Because we are discussing the nature of knowledge and our place as knowing agents, it is natural to look at all aspects of our lives, from science, to politics, to religion. And these diverse reflections bolster and support and help us understand the main idea: knowledge is personal, communal, and essential for the fullness of life.

Monday, November 14, 2016

Experience and Its Modes :: Introduction

Never have I liked the term "Nerd." In its own right, the image of a prototypical nerd is repulsive. A nerd is a pocket-protector-wearing, glasses-pushing, nasal, winy, weakling who knows all the book facts, but knows nothing of sometimes-stupid, in-the-moment fun of actually living. At a party, or during work, or inside the church, the nerd breaths his athematic breath neurotically and obsessively classifying things in a thin mutter, "this, not that. A not B." His frail being has no relevance, no gravity, and he is a wisp, the ghost all men wish to avoid becoming. Ghosts don't leave a mark on the world, and those with asthma are neither feared nor respected. They don't do the world good, except indirectly, a la silicon valley. And so even to think of the nerd is unpleasant.

Who are the nerds? Every university professor who actually does his work. Every science-lover. Every historian. Everyone with the least bit academic bent, and everyone who dares to enjoy what he finds in a book as a form of art.

But the application of "nerd," this is where my real dislike comes in. It's an irritating word because it is useful. It describes our situation, what exists in our collective imagination, our collective unconscious. Where is there a man who knows a lot and isn't a nerd? Not near and hard to stumble across. And it is difficult to think of an actual scholar living in the popular imagination who is not really a nerd. Only in myth do intellectual non-nerds find our respect: Aristotle or Indiana Jones. But! These men live respected only in the imagination of the nerds!

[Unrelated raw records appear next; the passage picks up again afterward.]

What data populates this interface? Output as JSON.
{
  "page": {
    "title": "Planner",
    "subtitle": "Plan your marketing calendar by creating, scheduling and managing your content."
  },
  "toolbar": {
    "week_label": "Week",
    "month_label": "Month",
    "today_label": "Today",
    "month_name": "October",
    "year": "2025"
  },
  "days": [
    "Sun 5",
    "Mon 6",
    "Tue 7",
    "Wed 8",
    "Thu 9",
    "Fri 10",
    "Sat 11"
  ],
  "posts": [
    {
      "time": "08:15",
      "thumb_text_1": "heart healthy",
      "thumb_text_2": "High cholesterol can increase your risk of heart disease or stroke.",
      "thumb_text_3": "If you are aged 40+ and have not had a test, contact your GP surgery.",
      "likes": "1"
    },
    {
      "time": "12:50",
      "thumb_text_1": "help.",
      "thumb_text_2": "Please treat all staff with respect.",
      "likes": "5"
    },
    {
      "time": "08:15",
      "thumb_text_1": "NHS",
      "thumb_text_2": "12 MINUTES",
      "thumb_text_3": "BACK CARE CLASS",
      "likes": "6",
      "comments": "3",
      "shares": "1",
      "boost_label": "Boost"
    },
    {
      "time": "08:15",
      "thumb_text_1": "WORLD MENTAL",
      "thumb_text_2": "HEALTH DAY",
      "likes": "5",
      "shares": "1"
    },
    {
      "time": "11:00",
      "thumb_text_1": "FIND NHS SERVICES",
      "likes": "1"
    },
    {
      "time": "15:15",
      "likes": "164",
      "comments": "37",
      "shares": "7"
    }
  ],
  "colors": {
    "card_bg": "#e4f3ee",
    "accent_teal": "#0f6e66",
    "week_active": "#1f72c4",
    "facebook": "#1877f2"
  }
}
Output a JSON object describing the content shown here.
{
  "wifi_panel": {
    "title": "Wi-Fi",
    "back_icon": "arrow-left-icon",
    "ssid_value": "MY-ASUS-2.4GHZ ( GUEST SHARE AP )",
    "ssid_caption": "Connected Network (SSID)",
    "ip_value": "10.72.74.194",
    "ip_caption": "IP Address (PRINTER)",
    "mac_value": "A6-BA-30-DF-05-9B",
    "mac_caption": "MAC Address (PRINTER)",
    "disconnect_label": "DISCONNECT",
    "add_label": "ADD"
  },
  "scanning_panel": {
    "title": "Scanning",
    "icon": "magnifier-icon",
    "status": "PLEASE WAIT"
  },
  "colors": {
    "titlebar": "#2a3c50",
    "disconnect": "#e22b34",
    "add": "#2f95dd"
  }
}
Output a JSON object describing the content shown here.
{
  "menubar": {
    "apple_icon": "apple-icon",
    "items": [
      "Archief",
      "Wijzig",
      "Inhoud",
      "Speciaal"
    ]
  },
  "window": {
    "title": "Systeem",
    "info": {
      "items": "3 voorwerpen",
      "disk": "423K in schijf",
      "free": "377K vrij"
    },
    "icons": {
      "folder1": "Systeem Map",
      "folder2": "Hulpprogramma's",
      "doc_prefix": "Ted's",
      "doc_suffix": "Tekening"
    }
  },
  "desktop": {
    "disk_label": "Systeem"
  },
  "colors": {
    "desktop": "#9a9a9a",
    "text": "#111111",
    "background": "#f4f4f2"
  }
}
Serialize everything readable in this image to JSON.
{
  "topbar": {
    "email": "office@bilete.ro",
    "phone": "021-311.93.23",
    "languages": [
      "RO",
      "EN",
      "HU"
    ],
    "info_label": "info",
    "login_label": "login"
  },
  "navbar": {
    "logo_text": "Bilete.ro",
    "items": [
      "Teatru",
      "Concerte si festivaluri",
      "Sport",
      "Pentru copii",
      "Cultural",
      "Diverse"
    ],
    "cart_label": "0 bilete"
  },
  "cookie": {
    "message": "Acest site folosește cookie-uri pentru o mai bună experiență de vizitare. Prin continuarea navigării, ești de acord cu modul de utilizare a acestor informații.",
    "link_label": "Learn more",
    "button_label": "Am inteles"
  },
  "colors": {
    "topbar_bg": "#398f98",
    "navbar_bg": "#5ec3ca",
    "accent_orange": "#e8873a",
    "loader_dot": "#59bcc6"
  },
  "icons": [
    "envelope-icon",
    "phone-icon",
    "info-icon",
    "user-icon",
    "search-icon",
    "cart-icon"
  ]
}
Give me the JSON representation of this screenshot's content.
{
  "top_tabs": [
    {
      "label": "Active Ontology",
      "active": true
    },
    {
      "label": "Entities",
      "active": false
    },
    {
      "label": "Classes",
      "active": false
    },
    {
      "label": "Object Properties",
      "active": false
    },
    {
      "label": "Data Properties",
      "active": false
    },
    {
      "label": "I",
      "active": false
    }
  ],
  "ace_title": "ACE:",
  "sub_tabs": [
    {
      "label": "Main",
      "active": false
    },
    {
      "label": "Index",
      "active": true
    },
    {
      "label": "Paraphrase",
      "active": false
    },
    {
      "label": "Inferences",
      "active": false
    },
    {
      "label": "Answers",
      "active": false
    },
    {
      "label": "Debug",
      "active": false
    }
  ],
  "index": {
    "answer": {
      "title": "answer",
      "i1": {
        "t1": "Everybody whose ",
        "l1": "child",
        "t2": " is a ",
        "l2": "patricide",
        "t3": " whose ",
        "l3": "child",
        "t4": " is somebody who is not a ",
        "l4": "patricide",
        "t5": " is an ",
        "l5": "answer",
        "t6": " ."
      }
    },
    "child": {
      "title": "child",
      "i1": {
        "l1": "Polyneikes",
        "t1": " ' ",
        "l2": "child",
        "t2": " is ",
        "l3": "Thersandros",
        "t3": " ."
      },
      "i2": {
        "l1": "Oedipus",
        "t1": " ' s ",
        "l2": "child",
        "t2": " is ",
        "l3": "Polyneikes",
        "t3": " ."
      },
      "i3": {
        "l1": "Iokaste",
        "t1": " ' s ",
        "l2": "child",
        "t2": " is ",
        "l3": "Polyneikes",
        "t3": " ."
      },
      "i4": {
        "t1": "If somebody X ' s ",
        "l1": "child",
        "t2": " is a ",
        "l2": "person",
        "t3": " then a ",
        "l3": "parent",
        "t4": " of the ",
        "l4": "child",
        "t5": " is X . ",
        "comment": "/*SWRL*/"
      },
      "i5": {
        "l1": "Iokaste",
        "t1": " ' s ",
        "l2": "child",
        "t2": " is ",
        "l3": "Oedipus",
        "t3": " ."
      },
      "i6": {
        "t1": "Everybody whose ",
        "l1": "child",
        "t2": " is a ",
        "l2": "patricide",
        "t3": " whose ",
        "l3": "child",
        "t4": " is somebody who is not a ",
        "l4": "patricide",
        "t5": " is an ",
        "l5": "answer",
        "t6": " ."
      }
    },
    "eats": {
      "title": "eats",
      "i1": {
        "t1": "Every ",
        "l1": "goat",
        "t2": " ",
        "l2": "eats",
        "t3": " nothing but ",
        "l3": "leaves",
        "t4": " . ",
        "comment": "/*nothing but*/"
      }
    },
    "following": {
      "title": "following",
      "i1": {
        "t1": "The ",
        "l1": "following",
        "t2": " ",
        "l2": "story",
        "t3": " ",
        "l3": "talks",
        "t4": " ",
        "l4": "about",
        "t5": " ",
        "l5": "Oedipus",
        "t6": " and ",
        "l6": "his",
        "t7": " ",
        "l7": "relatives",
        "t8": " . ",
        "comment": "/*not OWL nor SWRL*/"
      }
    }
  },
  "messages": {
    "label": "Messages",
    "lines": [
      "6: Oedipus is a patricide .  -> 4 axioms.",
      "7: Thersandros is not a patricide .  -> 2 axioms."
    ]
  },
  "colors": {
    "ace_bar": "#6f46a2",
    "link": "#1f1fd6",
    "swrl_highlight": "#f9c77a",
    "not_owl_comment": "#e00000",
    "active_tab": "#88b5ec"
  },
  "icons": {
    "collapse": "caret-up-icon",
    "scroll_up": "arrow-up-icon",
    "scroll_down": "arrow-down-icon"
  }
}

I read Michael Oakeshott's Experience and It's Modes as a restoration of the intellectual in the life of the world. Oakeshott gets at what really drives everyone crazy about the nerds, what causes us to deride the nerds, and what tempts us to flee the love of knowledge which would make us a nerd. This is what Oakeshott says, There is a place for the nerd to be a nerd, and there is a place for the doer of things to be a practical man. We can live harmoniously if we learn to appreciate the differences of living like a nerd means against that of living like a liver of life. If we don't appreciate these differences, nerds' egos will tempt them that their bookish knowledge means they are qualified to be a liver of life, and so they will boss everyone around like know-it-alls; this will cause resentment by practical men, because they actually know how to do things and to live life. Thus practical men will be tempted to think there is nothing to books and learning. This is clearly a bad situation. All to often this is our situation.

Experience and It's Modes says that such distinctions in our outlook exist, and if we don't recognize them, we get into trouble, because we are confused. This book, which I will outline in a few posts, is a clearing away of basic confusions like these.